Some African palm genera, in particular the Doum palms (Hyphaene spp.), remain poorly known and severely under-collected. A large amount of the available herbarium specimens are either fragmentary or not sampled in a proper way, and hence are largely uninformative for taxonomic study and identification. A recent visit to the herbarium of Munich (M), repository for many of the type specimens associated with Hyphaene and described by the Bavarian palm expert Carl P. von Martius, showed that most samples are only composed of fragmentary leaflets or fruits, providing limited information from a taxonomical point of view (see Ouattara and Stauffer, 2014 for details on Raphia sudanica, for example). Some important advances related to our field missions can be seen in Stauffer et al. (2018).

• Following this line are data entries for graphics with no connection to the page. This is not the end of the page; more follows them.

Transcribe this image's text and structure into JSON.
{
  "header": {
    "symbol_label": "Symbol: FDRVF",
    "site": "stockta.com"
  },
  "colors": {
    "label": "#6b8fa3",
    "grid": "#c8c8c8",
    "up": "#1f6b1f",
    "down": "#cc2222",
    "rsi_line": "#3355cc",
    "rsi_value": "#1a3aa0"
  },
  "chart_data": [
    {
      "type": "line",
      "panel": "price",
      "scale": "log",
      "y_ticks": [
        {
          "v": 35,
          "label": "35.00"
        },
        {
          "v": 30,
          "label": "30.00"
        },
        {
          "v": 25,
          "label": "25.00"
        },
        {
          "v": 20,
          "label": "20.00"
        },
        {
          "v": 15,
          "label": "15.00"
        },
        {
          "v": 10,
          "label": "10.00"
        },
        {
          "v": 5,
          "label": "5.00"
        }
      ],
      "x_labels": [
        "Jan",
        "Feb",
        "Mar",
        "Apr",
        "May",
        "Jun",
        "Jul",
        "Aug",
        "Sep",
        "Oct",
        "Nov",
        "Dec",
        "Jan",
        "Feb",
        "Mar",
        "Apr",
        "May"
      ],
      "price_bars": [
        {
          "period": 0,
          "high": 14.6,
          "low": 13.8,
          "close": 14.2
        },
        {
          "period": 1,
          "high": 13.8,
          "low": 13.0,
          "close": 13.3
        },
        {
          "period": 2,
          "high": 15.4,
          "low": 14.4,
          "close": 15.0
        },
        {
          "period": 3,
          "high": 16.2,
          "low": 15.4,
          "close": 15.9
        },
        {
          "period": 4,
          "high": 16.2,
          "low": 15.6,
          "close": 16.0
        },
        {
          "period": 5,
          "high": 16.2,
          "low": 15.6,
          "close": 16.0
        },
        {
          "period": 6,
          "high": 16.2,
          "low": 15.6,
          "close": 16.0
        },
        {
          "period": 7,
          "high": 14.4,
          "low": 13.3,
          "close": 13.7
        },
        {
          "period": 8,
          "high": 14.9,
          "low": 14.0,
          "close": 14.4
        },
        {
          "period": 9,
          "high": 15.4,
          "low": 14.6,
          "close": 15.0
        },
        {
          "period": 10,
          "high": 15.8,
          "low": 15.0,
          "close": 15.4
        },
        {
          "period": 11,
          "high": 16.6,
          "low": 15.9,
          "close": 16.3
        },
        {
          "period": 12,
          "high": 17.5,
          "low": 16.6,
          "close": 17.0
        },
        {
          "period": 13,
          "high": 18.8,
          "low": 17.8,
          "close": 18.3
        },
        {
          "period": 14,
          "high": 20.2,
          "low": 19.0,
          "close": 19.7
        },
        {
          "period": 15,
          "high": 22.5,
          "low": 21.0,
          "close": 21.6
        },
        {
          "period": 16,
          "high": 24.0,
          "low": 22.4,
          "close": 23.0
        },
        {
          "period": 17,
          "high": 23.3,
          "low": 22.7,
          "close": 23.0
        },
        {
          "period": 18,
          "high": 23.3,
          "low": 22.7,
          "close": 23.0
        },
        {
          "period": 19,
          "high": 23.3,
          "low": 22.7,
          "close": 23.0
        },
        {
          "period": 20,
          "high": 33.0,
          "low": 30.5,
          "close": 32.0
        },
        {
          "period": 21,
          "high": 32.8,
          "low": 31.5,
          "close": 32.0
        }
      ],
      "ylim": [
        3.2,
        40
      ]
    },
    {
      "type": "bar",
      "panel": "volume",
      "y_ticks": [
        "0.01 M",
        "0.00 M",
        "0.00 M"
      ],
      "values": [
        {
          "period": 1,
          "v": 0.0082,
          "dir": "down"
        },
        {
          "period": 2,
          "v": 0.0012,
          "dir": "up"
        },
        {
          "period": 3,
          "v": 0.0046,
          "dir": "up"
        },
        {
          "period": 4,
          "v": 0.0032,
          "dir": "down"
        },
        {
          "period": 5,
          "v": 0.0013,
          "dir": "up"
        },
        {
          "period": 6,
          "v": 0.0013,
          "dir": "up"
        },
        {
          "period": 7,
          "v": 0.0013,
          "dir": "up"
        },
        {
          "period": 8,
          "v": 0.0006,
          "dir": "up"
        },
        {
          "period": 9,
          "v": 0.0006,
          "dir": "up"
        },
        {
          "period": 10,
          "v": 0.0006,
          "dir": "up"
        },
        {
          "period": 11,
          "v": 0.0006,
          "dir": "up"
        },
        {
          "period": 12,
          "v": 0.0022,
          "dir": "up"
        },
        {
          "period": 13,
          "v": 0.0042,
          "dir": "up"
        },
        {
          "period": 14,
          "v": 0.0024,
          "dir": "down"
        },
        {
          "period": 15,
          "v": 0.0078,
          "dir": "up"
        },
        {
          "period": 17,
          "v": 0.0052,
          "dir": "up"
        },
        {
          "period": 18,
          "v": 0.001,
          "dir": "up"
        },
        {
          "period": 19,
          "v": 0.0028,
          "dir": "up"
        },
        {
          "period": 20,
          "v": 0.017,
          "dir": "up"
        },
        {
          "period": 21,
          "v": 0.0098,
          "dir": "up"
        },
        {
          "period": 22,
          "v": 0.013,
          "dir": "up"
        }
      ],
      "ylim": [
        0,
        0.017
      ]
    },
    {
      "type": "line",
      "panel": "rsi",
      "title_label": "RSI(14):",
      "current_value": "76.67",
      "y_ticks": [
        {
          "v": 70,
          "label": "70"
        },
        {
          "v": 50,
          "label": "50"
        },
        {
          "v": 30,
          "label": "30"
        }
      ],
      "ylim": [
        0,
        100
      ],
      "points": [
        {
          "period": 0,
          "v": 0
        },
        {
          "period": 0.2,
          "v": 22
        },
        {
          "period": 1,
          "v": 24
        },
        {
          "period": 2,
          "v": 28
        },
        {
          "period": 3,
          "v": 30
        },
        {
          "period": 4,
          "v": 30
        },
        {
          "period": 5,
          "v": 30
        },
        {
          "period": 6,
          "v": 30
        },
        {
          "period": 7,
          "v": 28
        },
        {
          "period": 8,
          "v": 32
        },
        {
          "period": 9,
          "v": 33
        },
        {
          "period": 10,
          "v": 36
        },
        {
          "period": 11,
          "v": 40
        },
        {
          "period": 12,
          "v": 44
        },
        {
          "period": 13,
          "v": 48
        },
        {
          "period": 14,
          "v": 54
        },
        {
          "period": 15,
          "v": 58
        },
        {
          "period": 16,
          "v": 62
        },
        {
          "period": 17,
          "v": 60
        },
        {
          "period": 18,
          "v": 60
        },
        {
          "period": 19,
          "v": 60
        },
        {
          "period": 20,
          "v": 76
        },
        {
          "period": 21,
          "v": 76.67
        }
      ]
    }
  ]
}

Moreover, misleading identifications of herbarium samples in Hyphaene appear common, due to the fact that they can be easily confused with the closely related genera Borassus and Medemia. Difficult access to wild populations of Hyphaene species has hindered obtaining complete and fertile samples. Populations in this group are distributed in regions that require special logistic effort, with collecting ideally benefiting from local partners able to co-organize field work during the seasons when reproductive samples are available. In spite of the floristic and botanical efforts undertaken by the Herbaria of Leiden and Kew Gardens in tropical Africa (cf. Dransfield, 1986 for details), relatively little progress was made toward a complete sampling of wild populations of Hyphaene.
The extremely difficult conditions for field work with Hyphaene in the savannahs of Eastern Africa were highlighted by Dr. John Dransfield, world authority on palms at Kew Gardens, who was recently contacted in the frame of the current project proposal:
“I believe the major problem in Hyphaene remains what goes on in the Horn of Africa. In fact, without new material from there it will be very difficult to resolve things. Most unfortunately, this is one of the most seriously bad places on earth to do fieldwork…”
Indeed, during several collecting expeditions in African savannahs (e.g. Ghana, Ivory Coast, Senegal) we have already experienced challenging conditions and extreme temperatures, and this in part may reflect why such field work, fundamental for the taxonomic study of these palms, has been neglected by local and foreign botanists. It is clear that successfully field work in the natural habitats of Hyphaene will require a solid collaborative effort with local researchers and collaborators. As indicated ahead in this proposal, we have already made considerable progress in consolidating a reliable network of African researchers around the Hyphaene project. Together we now feel prepared to undertake a multidisciplinary study of this palm group grounded in new collections and observations in the field.